Ils finirent par le ramener sur la berge, et le retournèrent, couché sur le dos. Ils découvrirent avec horreur qu’il s’agissait d’une toute jeune fille, très maigre. Son visage était rongé, comme défiguré par de l’acide. Kader lança les clefs de sa 4L à José et lui cria :
- Vite ! Va chercher les gendarmes ! Fonce à Puymirol et essaye de trouver le responsable de la brigade ! Il saura quoi faire.
- Mais….Et le boulot ? Et le patron ?
- On s’en fout du boulot et du patron ! Tu ne vois pas que c’est plus important que la taille des actinidias, ça ?
- D’accord, d’accord, j’y vais.
- Attention à la seconde, elle accroche un peu, et rappelle-toi, il n’y a que trois vitesses, c’est pas la peine de chercher la quatrième.

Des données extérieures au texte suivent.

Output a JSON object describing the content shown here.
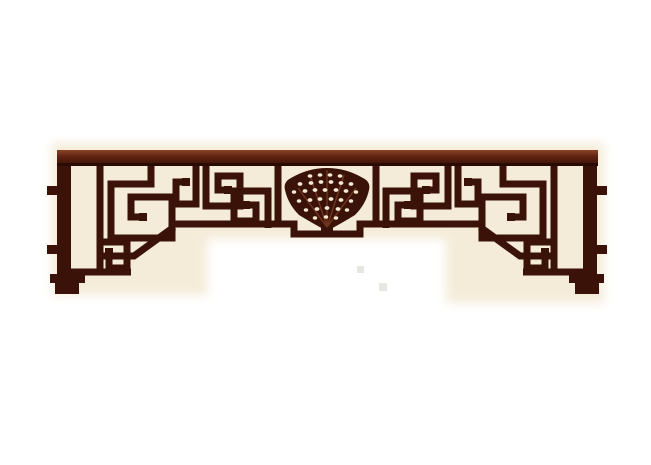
{
  "figure": {
    "alt_text": "Antique Chinese carved wooden openwork transom panel (gua luo) with rectangular meander fretwork, corner braces, end posts with stepped feet and tenons, and a central pierced fan-shaped medallion, rendered in dark reddish-brown wood on a plain white background",
    "object": "chinese-lattice-transom-panel"
  },
  "palette": {
    "background": "#ffffff",
    "halo_cream": "#f3e8d2",
    "wood_dark": "#3b1208",
    "wood_mid": "#5a2110",
    "wood_highlight": "#8a4527",
    "rail_edge_dark": "#2a0b04",
    "artifact_gray": "#dcdad3"
  }
}
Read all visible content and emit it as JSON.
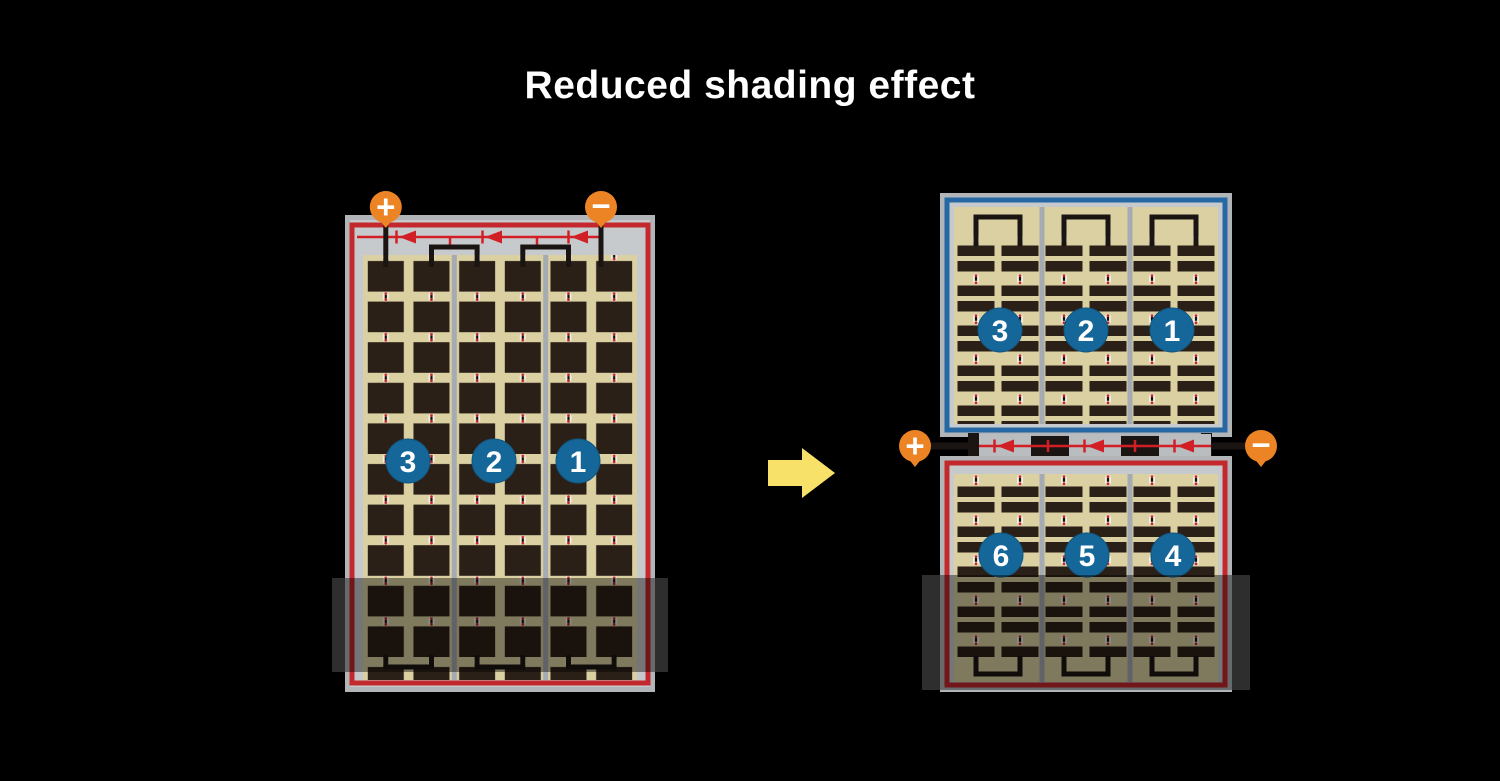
{
  "title": "Reduced shading effect",
  "left_panel": {
    "terminals": {
      "plus": "+",
      "minus": "−"
    },
    "circles": [
      {
        "label": "3"
      },
      {
        "label": "2"
      },
      {
        "label": "1"
      }
    ]
  },
  "right_panel": {
    "terminals": {
      "plus": "+",
      "minus": "−"
    },
    "top_circles": [
      {
        "label": "3"
      },
      {
        "label": "2"
      },
      {
        "label": "1"
      }
    ],
    "bottom_circles": [
      {
        "label": "6"
      },
      {
        "label": "5"
      },
      {
        "label": "4"
      }
    ]
  },
  "colors": {
    "background": "#000000",
    "title_text": "#ffffff",
    "terminal_orange": "#ec8426",
    "module_red_border": "#c3292c",
    "half_blue_border": "#2668a3",
    "badge_blue": "#15679a",
    "cell_dark": "#2b2018",
    "cell_beige": "#dbd0a2",
    "diode_red": "#d21f26",
    "arrow_yellow": "#f8e169",
    "shade_gray": "#2e2e2e"
  }
}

Sa voiture était une ancienne 4L, modèle 69. C’est tout ce qu’il avait pu s’acheter en arrivant en France quelques années plus tôt. C'était toutefois bien suffisant pour ses rares déplacements et elle lui permettait de se rendre dans ses différents lieux de travail au sec. Elle avait été repeinte avec un rouge métallisé Volkswagen du plus bel effet.

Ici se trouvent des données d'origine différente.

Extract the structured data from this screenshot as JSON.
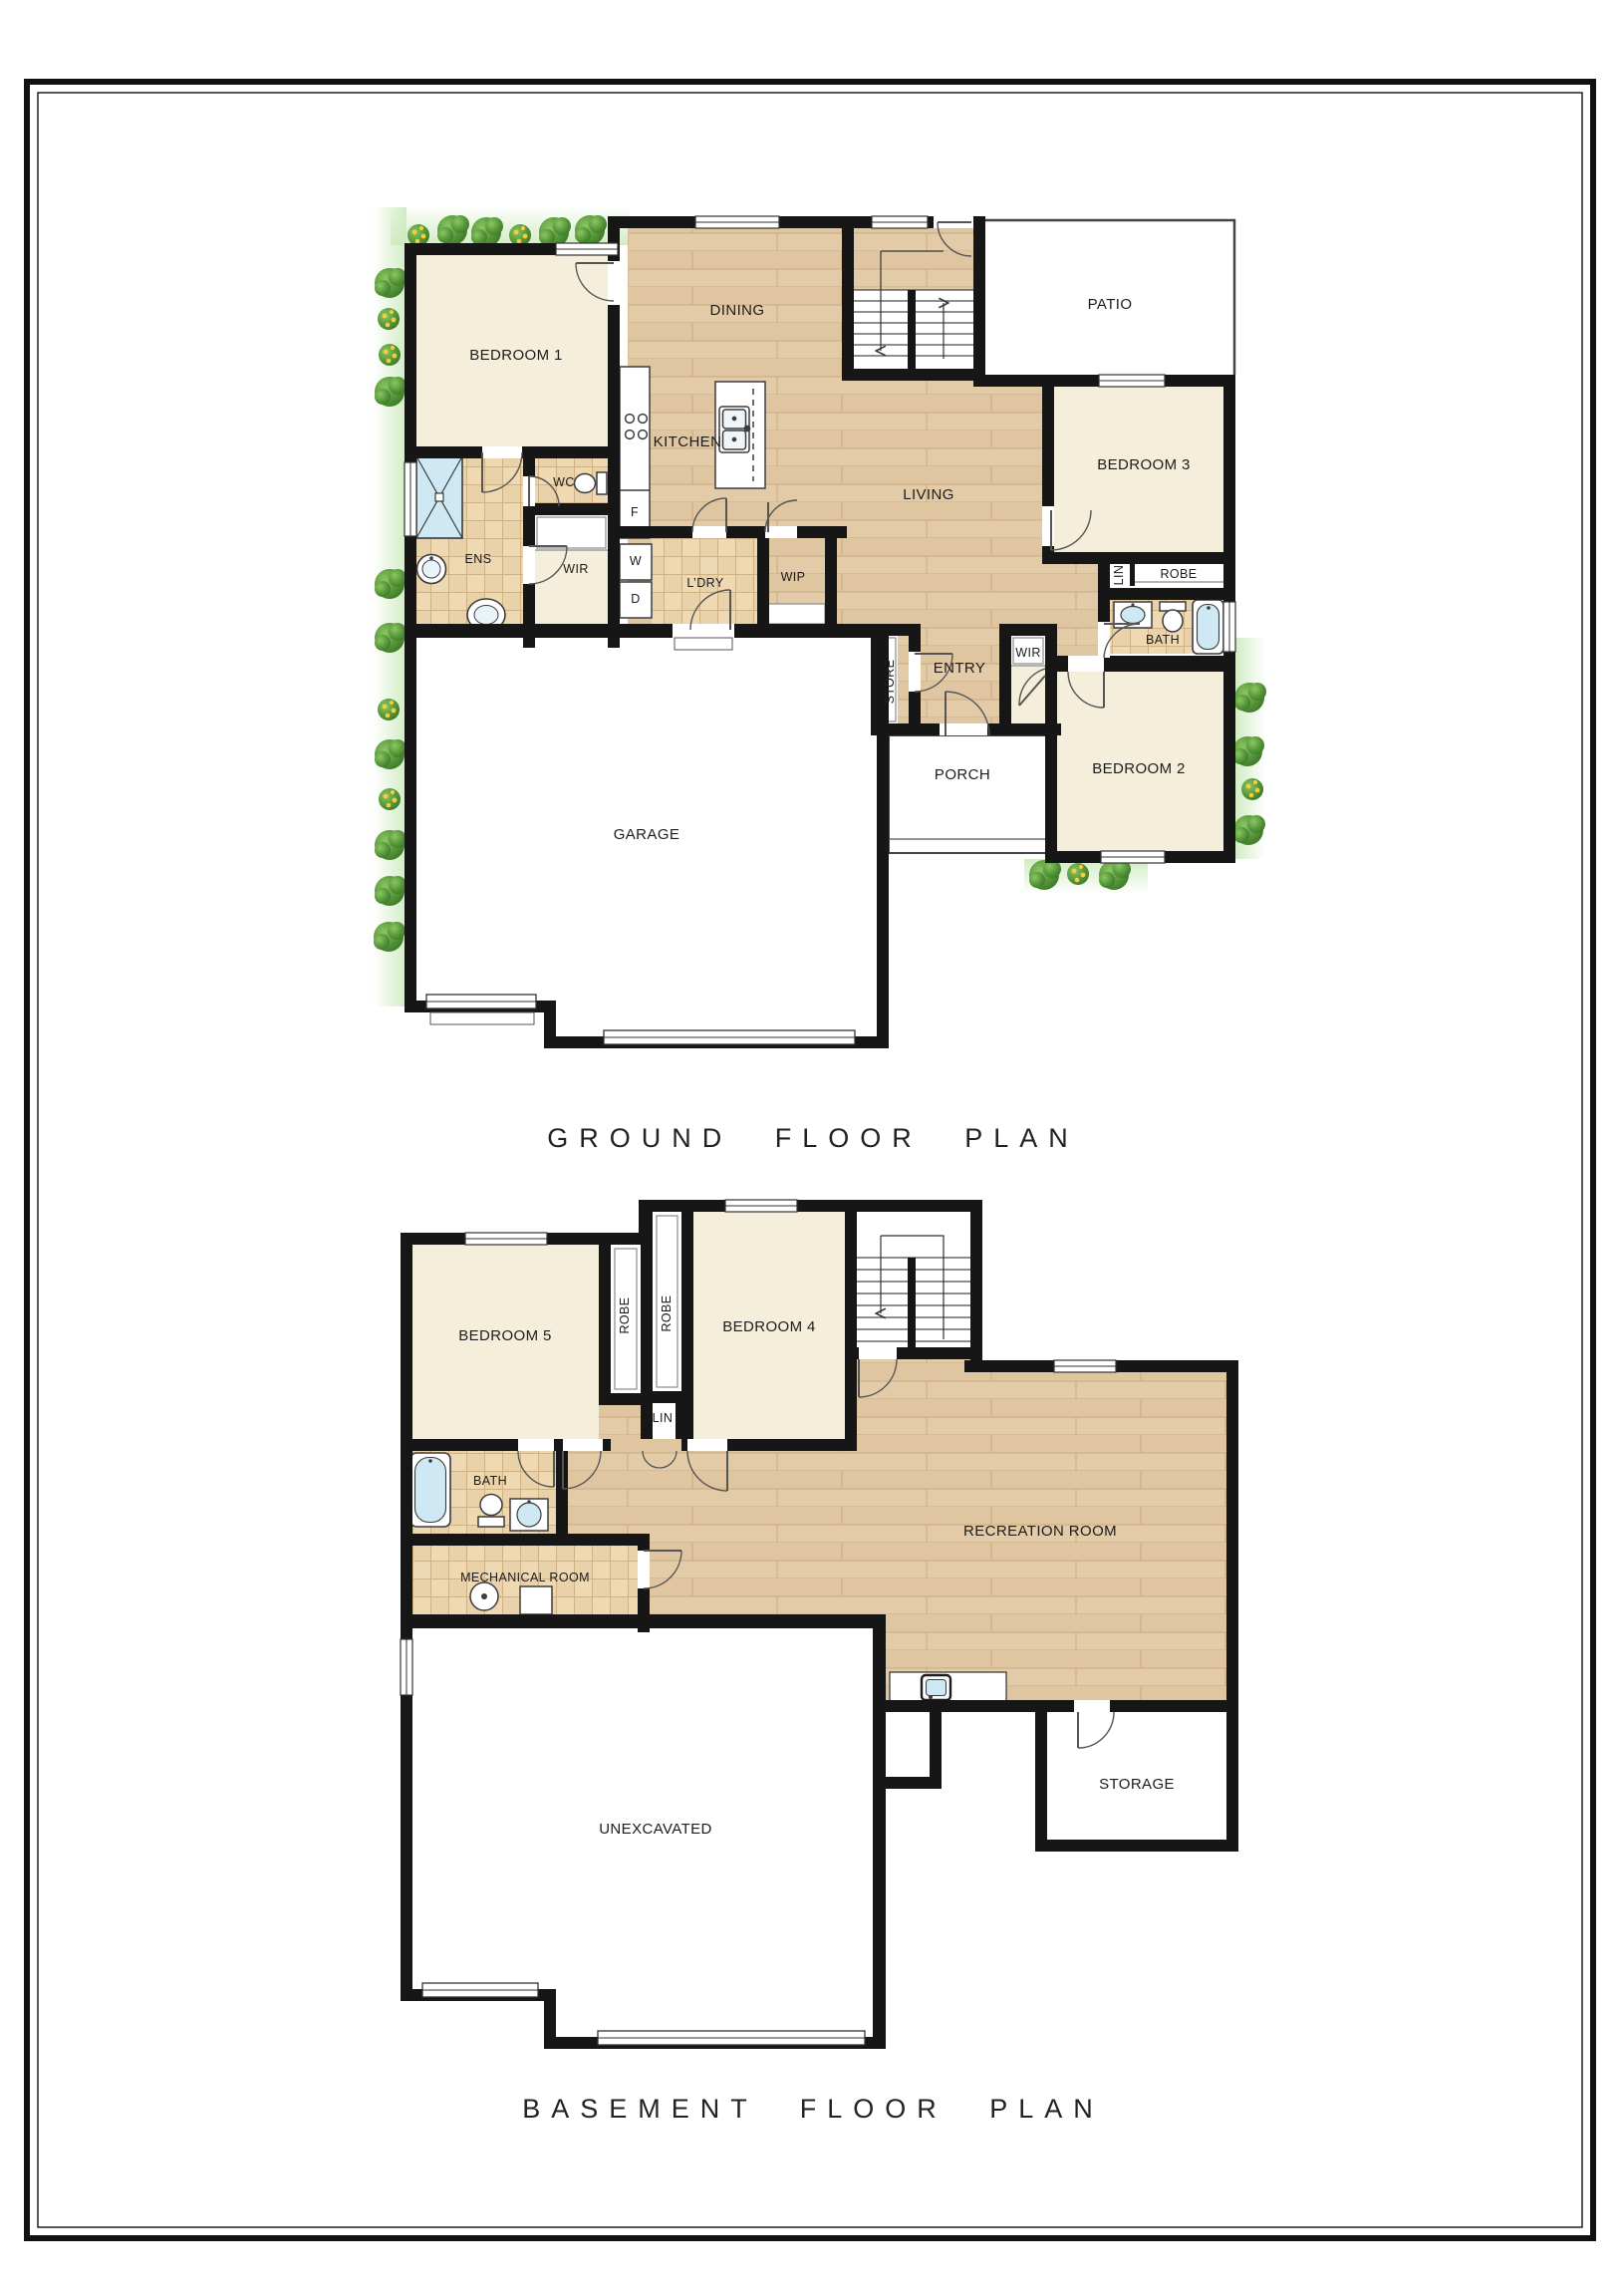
{
  "titles": {
    "ground": "GROUND FLOOR PLAN",
    "basement": "BASEMENT FLOOR PLAN"
  },
  "ground_floor": {
    "rooms": {
      "bedroom1": "BEDROOM 1",
      "dining": "DINING",
      "patio": "PATIO",
      "kitchen": "KITCHEN",
      "living": "LIVING",
      "bedroom3": "BEDROOM 3",
      "wc": "WC",
      "fridge": "F",
      "ens": "ENS",
      "wir": "WIR",
      "washer": "W",
      "dryer": "D",
      "laundry": "L’DRY",
      "wip": "WIP",
      "linen": "LIN",
      "robe": "ROBE",
      "bath": "BATH",
      "store": "STORE",
      "entry": "ENTRY",
      "wir2": "WIR",
      "bedroom2": "BEDROOM 2",
      "porch": "PORCH",
      "garage": "GARAGE"
    }
  },
  "basement": {
    "rooms": {
      "bedroom5": "BEDROOM 5",
      "robe1": "ROBE",
      "robe2": "ROBE",
      "bedroom4": "BEDROOM 4",
      "linen": "LIN",
      "bath": "BATH",
      "mechanical": "MECHANICAL ROOM",
      "recreation": "RECREATION ROOM",
      "storage": "STORAGE",
      "unexcavated": "UNEXCAVATED"
    }
  },
  "colors": {
    "wall": "#161616",
    "wood_floor": "#e3cba8",
    "tile_floor": "#e9d2a9",
    "carpet_cream": "#f4eeda",
    "water_fixture": "#cfe9f4",
    "greenery": "#4f8f38",
    "page_border": "#111111"
  }
}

José retraversa le terrain en direction de la voiture garée à l’autre extrémité et en croisant les quatre hommes restés sur place, les informa rapidement de leur découverte, sans rentrer dans les détails. Luigi se signa en marmonnant une prière. Abdel et Karim laissèrent tomber leur sécateur et se dirigèrent vers Kader, bientôt rattrapés par Luigi. Jérôme cracha par terre et grommela que ça faisait au moins un noir de moins sur cette foutue planète. Il se remit au boulot sans plus s’en préoccuper et en songeant que les autres trouvaient toujours toutes les occasions possibles pour s’arrêter de travailler, tas de fainéants, tiens ! C’est pas un foutu noir, mort en plus, qui allait l’empêcher de bosser, lui !

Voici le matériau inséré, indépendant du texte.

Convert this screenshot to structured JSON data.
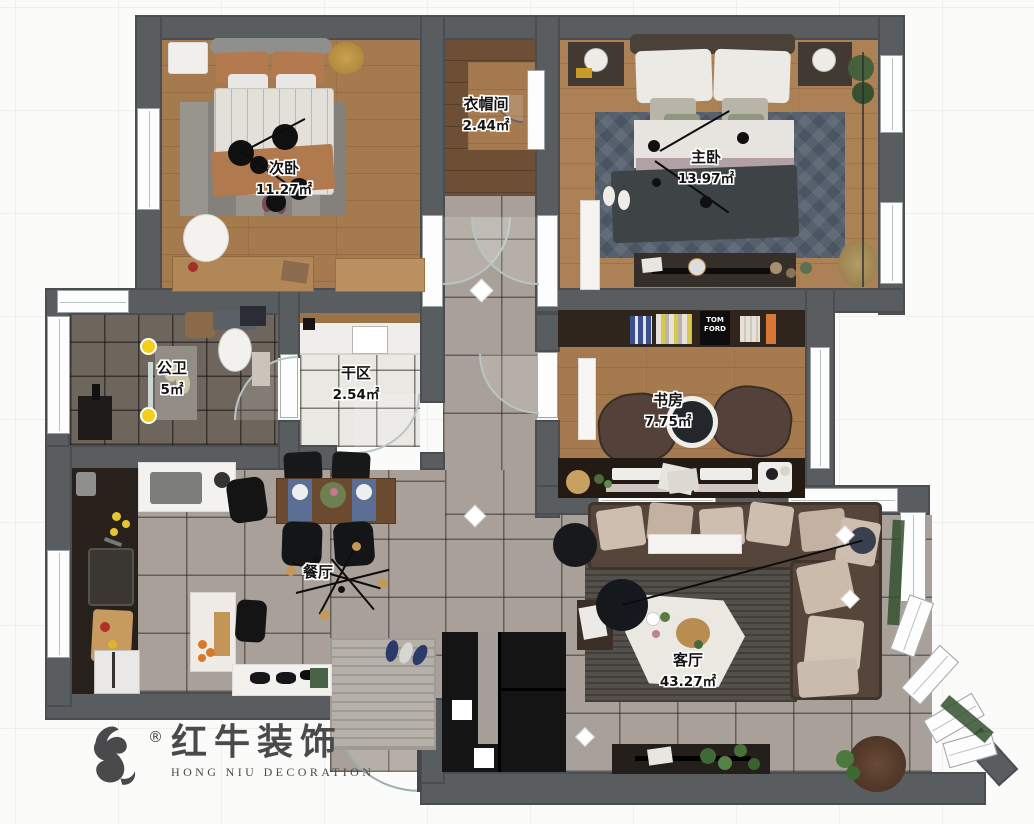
{
  "rooms": {
    "ciwo": {
      "name": "次卧",
      "area": "11.27㎡"
    },
    "yimaojian": {
      "name": "衣帽间",
      "area": "2.44㎡"
    },
    "zhuwo": {
      "name": "主卧",
      "area": "13.97㎡"
    },
    "gongwei": {
      "name": "公卫",
      "area": "5㎡"
    },
    "ganqu": {
      "name": "干区",
      "area": "2.54㎡"
    },
    "shufang": {
      "name": "书房",
      "area": "7.75㎡"
    },
    "canting": {
      "name": "餐厅",
      "area": ""
    },
    "keting": {
      "name": "客厅",
      "area": "43.27㎡"
    }
  },
  "logo": {
    "cn": "红牛装饰",
    "en": "HONG NIU DECORATION",
    "registered": "®"
  },
  "labels": {
    "bookshelf_brand": "TOM FORD"
  },
  "colors": {
    "wall": "#595d60",
    "wood": "#a67a4f",
    "tile": "#a9a199",
    "marble": "#eae8e3",
    "dark_tile": "#6e655d",
    "accent_yellow": "#f2cf1d",
    "sofa": "#55453b",
    "logo": "#4a4a4c"
  }
}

[1] Actinidia est un genre de plantes à fleurs de la famille des Actinidiaceae. C'est le genre auquel appartiennent les espèces de kiwi et de kiwaï. L'espèce de kiwi la plus connue est Actinidia deliciosa dont les fruits ont la peau duveteuse. Il s'agit en général de lianes. On en répertorie actuellement 30 espèces. Elles sont presque toutes dioïques, notamment Actinidia deliciosa. Un actinidier fleurit au printemps et on en récolte les kiwis en automne et en hiver.